Roberto at Wine Expo more gallons per smile
No Fish Eye Merlot At Wine Expo
By PHILIP WHITE – a version of this story appeared in The Independent Weekly 05 DEC 08
Australia’s invasion of the USA wine gullet was always Quixotic as much as chaotic. Other than the $1000 per bottle gobstoppers like those wine shipper Dan Phillips delivers to Robert Parker Jr., who loves them, the bulk of our ordnance has always been industrial plonk lobbing at the price of bottled Italian water. I’ve left a lot of good work out, but you get my drift.
When capitalism fell over the other day, the Australian blokes responsible for both horns of this wine dilemma, and their bank managers, went out and got cactus, were awful to their wives, and contemplated suicide. The smarter ones then took a tablet, begged their wives for forgiveness, hired a lawyer, and sued their American distributors for payment.
“Expensive Wines Rot On LA Shelves”, Jerry Hirsch trumpeted in the LA Times. “Sales of high-end wine are plummeting ... the Wall Street meltdown is rippling across the alluvial fields of Napa Valley to the chalky limestone vineyards of Champagne in France...”
Note: Jerry has to explain that Champagne’s in France. Either the location of Australia is obviously too difficult to explain (so we missed out), we just don’t count, or American distributors owe Australian winemakers so much money they’ve rubbed us off the map.
Ridiculously expensive wines – even Bob Parker’s personal favourites - are certainly taking the biggest hit. Mouton-Rothschild ’05 has slumped 50% to $549 per bottle in a few months.
“People are still drinking wine”, Jerry continued. “They are just spending less”. He listed a few examples of people who have cut their wine budgets from $20-$30 bottles to $10 jobs, and quoted the owner of a posh wine shop who went to a the supermarket and bought a big swag of commercial cheapies from which he selected two dozen to “offer in the store as ‘recession busters’ starting from $5.99 for a Fish Eye Merlot ... he then demanded a price break from his distributors so that he could match supermarket prices and still make a profit”.

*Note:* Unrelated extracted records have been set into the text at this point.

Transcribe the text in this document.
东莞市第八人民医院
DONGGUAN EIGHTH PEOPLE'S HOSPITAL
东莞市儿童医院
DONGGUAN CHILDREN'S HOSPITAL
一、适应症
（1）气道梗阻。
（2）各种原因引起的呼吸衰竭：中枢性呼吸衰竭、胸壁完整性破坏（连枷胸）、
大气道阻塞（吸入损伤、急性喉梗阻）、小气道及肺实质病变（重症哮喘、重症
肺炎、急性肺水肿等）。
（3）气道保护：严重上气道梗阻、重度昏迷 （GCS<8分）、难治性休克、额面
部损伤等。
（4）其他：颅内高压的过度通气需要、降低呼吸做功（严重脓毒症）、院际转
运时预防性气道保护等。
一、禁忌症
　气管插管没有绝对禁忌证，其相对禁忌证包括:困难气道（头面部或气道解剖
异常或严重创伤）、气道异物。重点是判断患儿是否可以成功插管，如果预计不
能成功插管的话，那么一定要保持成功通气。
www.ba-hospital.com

Jerry quoted another favourite retailer whose sales “were off 28% in October compared with a year ago. November sales are running 16% below last year's figures, even after factoring in a bump-up around the presidential election earlier this month ...”
Wondering about all this, I called my maestro, Roberto, Wine Director at Wine Expo in Santa Monica, who was introduced to me by his former neighbour, Dan Phillips. (No expensive gobstoppers or River cheapos at Wine Expo, though. Roberto won’t stock them.) The LA Times generally raves about him and his store, which you should visit on www.wineexpo.com.
”They interviewed me for that story but I guess I was not telling the story they wanted to write this time”, he said. “We are selling MORE bottles to MORE people but at lower price points.
“Those in the Carriage Trade are getting to eat the cake they baked themselves and finding it is frosted with rat poison”, Roberto said.
“Those of us that have ALWAYS been about alternatives and value for money, travel the world and buy direct, are down somewhat, but not out by a long shot. We want you to be able to buy twice as much wine but spend half as much money with NO compromise in quality and we believe this is not only possible but that it is a lot more fun as well!
“Curiously, with all that ranting about Champagne being dead, we still sell boatloads of high quality farmer fizz in the $40-60 range”, he added.
Australia would have done better selling water to America.
Just one little desal plant, and we could tip the whole of the Gulf St Vincent into California. For a start, they’re short of fresh water. Then, Vince is the patron of schoolgirls as well as viticulturers, and you don’t strike too many California schoolgirls without their bottle of designer water. Call it Great Southern Ocean water. Great Australian Bight Water. Desert Water. Clean Water. Cool Water. Whalesbreath. Shark Bay. To keep ’em thirsty, we could also sell ’em the designer salt we took out of the water. A marketer’s dream!
All the money we wasted on the wine industry – pipelines, perma pine, wire, petrochemicals and refineries - could have gone into maintaining the River.
But we buggered the River by tipping it on the desert sugar quarries we call River vineyards, added some ground-up American oak, some cream of tartar and concentrate, dressed it up in fake aboriginal art, called it something really bloody stupid, and flogged it to America at the smallest margin possible. Brilliant.
There’s a serious challenge here. If our lads can’t tip our bursting wine lake into the USA before the Aussie dollar returns to equity, then they might as well regroup now for the second mighty wave when we flog America our water, unadulterated. I’ll bet Dan Phillips could sell water at $1000 a bottle.